The predominance of outside RT field recurrence over intra-RT field recurrence, and that almost all patients with outside RT field recurrence alone were free from intra-RT field recurrence for a long time, both highlight the issue of distant control. Reducing distant failures is a challenge that must be faced in order to improve outcomes. Recently, the need for consolidation chemotherapy for selected patients with locally advanced cervical cancer has been under debate [26]. We think that patients who achieve a benefit from adjuvant chemotherapy will be present in definite proportions. The Gynecologic Oncology Group is also starting a randomized study on adjuvant chemotherapy in high-risk patients (three cycles of carboplatin plus paclitaxel), termed the OUTBACK trial [27]. In addition, several molecular targeting agents are being used for cancer patients [16].

Finally, isolated recurrences may have a chance to be cured with aggressive local cancer treatments such as RT or surgery, with or without chemotherapy. In this current study, two cases with isolated local recurrences were salvaged by surgery, and three cases in the oligo-recurrent state also gained in longer survival times after salvage surgery or RT. Oligo-recurrence has been defined by Niibe et al. [232829] and it is one of the recent topics in oncology. In the state of oligo-recurrence, recurrent sites with a controlled primary lesion were treated with local therapy, meaning that all gross recurrent sites could be treated using local therapy [23]. Careful follow-up plus being alert to an opportunity for salvage therapy were important.
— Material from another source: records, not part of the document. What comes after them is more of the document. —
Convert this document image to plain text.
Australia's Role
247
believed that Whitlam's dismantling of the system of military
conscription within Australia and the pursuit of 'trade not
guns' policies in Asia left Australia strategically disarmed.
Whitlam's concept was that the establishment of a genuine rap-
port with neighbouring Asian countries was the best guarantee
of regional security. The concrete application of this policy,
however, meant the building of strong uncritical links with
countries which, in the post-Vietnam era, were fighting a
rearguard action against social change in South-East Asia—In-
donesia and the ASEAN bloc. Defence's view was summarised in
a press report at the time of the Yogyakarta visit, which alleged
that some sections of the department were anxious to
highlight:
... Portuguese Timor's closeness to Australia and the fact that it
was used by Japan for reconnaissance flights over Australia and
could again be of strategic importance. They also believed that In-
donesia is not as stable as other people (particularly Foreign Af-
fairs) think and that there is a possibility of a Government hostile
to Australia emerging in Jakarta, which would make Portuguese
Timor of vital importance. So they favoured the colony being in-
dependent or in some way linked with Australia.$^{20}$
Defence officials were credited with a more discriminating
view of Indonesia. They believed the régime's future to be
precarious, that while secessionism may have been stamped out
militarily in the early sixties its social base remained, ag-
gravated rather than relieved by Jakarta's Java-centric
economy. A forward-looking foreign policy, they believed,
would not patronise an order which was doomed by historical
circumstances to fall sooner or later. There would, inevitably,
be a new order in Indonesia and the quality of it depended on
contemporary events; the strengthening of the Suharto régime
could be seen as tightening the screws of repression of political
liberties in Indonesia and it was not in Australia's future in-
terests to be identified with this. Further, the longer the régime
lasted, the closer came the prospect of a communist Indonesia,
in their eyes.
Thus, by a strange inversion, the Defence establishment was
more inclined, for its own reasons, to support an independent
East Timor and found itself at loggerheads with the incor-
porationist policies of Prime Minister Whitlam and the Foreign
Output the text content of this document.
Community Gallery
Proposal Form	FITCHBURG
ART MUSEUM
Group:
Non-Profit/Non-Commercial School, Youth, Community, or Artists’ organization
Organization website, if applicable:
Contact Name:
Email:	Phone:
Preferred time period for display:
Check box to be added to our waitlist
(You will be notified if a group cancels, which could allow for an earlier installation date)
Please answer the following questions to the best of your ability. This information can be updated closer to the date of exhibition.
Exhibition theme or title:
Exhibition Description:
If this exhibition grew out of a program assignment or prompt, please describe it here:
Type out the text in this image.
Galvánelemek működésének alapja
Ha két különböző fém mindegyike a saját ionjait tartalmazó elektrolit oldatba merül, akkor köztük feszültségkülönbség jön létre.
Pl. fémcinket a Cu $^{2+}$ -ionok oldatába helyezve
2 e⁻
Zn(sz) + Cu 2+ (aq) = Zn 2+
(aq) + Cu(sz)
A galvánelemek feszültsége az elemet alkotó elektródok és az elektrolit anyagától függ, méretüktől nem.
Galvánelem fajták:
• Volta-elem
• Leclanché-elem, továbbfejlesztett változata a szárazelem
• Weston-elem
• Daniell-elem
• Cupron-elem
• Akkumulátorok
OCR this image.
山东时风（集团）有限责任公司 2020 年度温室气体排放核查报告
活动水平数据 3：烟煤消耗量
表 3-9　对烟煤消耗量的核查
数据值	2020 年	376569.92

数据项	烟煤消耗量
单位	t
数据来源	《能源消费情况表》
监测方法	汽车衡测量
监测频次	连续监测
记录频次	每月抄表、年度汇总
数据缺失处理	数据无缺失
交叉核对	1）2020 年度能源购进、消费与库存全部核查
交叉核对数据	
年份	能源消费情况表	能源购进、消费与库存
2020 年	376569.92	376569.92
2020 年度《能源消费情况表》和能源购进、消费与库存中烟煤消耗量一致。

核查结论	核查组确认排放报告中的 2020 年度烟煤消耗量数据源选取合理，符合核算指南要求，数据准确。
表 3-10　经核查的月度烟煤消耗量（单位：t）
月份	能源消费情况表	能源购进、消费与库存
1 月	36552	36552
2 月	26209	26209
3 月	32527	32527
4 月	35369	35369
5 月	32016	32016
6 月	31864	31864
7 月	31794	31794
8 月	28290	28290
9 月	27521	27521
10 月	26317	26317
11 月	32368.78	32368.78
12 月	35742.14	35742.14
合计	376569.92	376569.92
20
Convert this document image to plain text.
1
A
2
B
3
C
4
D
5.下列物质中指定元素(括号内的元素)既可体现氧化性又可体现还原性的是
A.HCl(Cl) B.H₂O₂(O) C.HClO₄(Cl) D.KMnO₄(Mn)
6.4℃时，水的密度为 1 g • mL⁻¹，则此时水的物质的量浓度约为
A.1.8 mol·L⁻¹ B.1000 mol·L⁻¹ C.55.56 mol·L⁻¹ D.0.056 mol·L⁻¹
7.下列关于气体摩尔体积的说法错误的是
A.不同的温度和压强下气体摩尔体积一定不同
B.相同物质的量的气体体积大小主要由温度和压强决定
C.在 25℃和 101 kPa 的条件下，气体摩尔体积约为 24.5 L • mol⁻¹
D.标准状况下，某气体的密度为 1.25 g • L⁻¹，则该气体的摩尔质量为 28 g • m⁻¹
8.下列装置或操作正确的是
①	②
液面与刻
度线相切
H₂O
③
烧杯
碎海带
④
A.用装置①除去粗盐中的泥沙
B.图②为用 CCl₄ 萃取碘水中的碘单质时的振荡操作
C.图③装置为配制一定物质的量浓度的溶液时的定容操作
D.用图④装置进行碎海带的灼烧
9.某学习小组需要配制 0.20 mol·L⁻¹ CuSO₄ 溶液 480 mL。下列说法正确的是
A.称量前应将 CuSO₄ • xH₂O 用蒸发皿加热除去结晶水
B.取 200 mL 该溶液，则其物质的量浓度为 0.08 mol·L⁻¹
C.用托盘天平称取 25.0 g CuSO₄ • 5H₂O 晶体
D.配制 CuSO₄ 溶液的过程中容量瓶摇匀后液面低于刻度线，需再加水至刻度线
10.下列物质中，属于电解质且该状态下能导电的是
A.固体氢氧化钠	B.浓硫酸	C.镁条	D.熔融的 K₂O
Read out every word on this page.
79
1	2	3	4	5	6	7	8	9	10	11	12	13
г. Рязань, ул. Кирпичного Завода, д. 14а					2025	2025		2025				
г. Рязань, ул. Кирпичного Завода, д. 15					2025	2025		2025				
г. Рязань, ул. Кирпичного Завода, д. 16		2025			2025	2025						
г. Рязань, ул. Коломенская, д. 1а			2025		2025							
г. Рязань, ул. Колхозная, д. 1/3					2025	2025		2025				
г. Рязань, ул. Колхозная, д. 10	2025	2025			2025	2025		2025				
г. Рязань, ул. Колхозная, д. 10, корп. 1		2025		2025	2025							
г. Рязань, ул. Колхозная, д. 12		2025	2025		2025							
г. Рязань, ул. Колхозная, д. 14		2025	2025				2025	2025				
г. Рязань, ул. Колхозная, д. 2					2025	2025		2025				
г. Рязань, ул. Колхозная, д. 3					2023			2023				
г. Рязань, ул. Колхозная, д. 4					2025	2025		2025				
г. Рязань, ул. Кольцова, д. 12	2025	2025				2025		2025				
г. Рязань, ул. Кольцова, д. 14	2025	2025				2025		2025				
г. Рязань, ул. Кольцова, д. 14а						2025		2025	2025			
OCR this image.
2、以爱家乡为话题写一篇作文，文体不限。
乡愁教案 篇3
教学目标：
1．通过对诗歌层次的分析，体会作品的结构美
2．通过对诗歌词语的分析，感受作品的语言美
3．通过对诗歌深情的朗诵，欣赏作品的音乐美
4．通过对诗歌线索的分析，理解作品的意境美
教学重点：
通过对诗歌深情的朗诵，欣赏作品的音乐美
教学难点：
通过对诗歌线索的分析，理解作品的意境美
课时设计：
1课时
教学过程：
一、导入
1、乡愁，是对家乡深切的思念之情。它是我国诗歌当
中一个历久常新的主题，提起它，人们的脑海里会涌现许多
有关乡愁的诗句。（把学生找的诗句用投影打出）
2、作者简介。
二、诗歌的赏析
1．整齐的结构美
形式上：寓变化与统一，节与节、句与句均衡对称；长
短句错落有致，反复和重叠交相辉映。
There was a potential limitation in this study in that being a retrospective study in nature, there was a lack of consistency in patients, diseases, treatments, and in assessments of toxicity.

In conclusion, local disease was a major type of intra-RT field recurrence. This suggests that there remains room for improvement in local control. On the other hand, PLN control was favorable, even in initially PLN-positive patients, and PLN may be able to be divided into high and low risk areas. Furthermore, the predominance of outside RT field recurrence alone highlights issues of distant control, including the intensity enhancement of systematic therapy.